David Edgerton's major new history breaks out of the confines of traditional British national history to redefine what it was to British, and to reveal an unfamiliar place, subject to huge disruptions. This was not simply because of the world wars and global economic transformations, but in its very nature. Until the 1940s the United Kingdom was, Edgerton argues, an exceptional place: liberal, capitalist and anti-nationalist, at the heart of a European and global web of trade and influence. Then, as its global position collapsed, it became, for the first time and only briefly, a real, successful nation, with shared goals, horizons and industry, before reinventing itself again in the 1970s as part of the European Union and as the host for international capital, no longer capable of being a nation.
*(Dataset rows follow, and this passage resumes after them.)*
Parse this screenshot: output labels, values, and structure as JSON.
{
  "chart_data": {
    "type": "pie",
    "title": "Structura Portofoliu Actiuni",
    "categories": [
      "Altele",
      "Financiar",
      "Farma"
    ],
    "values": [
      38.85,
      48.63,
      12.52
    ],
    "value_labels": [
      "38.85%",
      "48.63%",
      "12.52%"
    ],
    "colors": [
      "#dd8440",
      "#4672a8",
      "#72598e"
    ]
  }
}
Packed with surprising examples and arguments, The Rise and Fall of the British Nation gives us a grown-up, unsentimental history which takes business and warfare seriously, and which is crucial at a moment of serious reconsideration for the country and its future.

Author: Edgerton David
Publisher: PENGUIN
Pages: 720
ISBN: 9780141975979
Cover: Paperback
Edition Number: 1
Release Year: 2019

Born in Montevideo in 1959, David Edgerton is one of Britain's leading historians, and has challenged conventional analyses of technology for 20 years. Currently a Professor at Kings College London, he writes for the broadsheet press and is a regular on television and radio. He is the author of The Rise and fall of the British Nation (2018), Britain's War Machine (2011), and Warfare State (2005). He lives in London.